Direkt in die Augen geschaut
Film der Woche: „T2 – Trainspotting“von Danny Boyle – Würdiges und unterhaltsames Spät-Sequel mit Ewan McGregor
„Ich werde anständig und sage Ja zum Leben. Ich freue mich schon drauf. Bald bin ich genau wie Ihr“, sagte Mark Renton am Ende von „Trainspotting“. Ein ironisches Versprechen, von dem damals im Jahre 1996 niemand so recht glaubte, dass er es wirklich einlösen würde. Schließlich hatte man gerade eine cineastische Achterbahnfahrt hinter sich und war diesem blutjungen Mann und seinen Freunden durch die Abgründe seiner Heroinsucht gefolgt. Auf Augenhöhe mit diesen abgefuckten Typen, die als bekennende Situationisten im Hier (Edinburgh) und Jetzt (die 90er) lebten und nicht an die Zukunft dachten.
Aber jetzt ist sie da, die Zukunft, in „T2 – Trainspotting“– dem Sequel des Kultfilmes, das zwei Jahrzehnte auf sich warten ließ. Aus Amsterdam, wo er Software für die Lagerverwaltung des Einzelhandels entwickelt hat, macht Mark (Ewan McGregor) sich auf nach Edinburgh, als es mit dem Spießerdasein nicht mehr so funktionieren will. Freund Spud (Ewen Bremner) ist nie weggekommen vom Heroin. Als Mark ihn aufstöbert, hat er sich gerade eine Plastiktüte über den Kopf gezogen, weil er seinem Leben ein Ende bereiten will. Das Wiedersehen mit Sick Boy (Johnny Lee Miller) führt innerhalb weniger Sekunden in eine wilde Schlägerei. Schließlich ist Mark damals mit den 16 000 Pfund Sterling aus dem Drogendeal durchgebrannt. Nicht dass er ihm das vorwerfen würde. Er hätte es nur gern selbst getan.

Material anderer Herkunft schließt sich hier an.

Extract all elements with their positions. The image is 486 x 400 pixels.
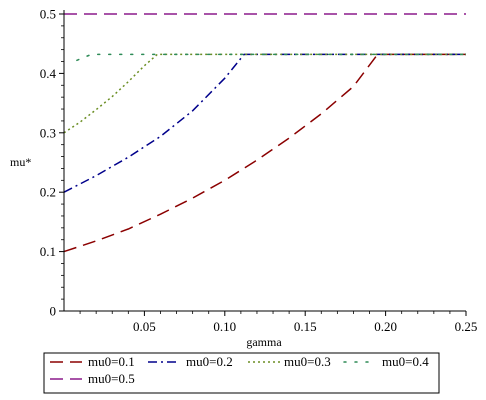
series-line-4 (76, 53, 467, 62)
x-axis-label: gamma (246, 335, 282, 349)
y-tick-label: 0.3 (40, 125, 56, 140)
y-tick-label: 0.1 (40, 244, 56, 259)
legend-label: mu0=0.3 (284, 354, 331, 369)
legend-box (43, 352, 440, 394)
y-tick-label: 0 (50, 304, 57, 319)
y-tick-label: 0.2 (40, 185, 56, 200)
axes: 0 0.1 0.2 0.3 0.4 0.5 0.05 0.10 0.15 0.20 0.25 (40, 7, 478, 335)
series-line-1 (63, 53, 466, 253)
x-tick-label: 0.10 (213, 319, 236, 334)
series-line-2 (63, 53, 466, 193)
legend: mu0=0.1 mu0=0.2 mu0=0.3 mu0=0.4 mu0=0.5 (43, 352, 440, 394)
legend-label: mu0=0.2 (186, 354, 233, 369)
series-line-3 (63, 53, 466, 134)
y-tick-label: 0.5 (40, 7, 56, 22)
legend-label: mu0=0.4 (382, 354, 429, 369)
x-tick-label: 0.05 (133, 319, 156, 334)
x-tick-label: 0.20 (374, 319, 397, 334)
x-tick-label: 0.15 (294, 319, 317, 334)
plot-area (63, 13, 467, 253)
legend-label: mu0=0.5 (88, 371, 135, 386)
y-tick-label: 0.4 (40, 66, 57, 81)
y-axis-label: mu* (10, 155, 31, 169)
legend-label: mu0=0.1 (88, 354, 135, 369)
x-tick-label: 0.25 (455, 319, 478, 334)
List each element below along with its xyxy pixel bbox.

„Trainspotting“war ja weit mehr als ein Drogenfilm. Im Kern ging es um Freundschaft und Betrug. Dieses Motiv nimmt „T2“nun in umgekehrter Fließrichtung wieder auf. Am Anfang denken die Betrogenen nur darüber nach, wie sie den Betrüger übers Ohr hauen (Sick Boy) oder ihm alle Knochen brechen können (Begbie). Aber dann steigen aus den Trümmern der Vergangenheit neblige Freundschaftsgefühle auf und was von beidem gewinnt, darf hier keinesfalls verraten werden.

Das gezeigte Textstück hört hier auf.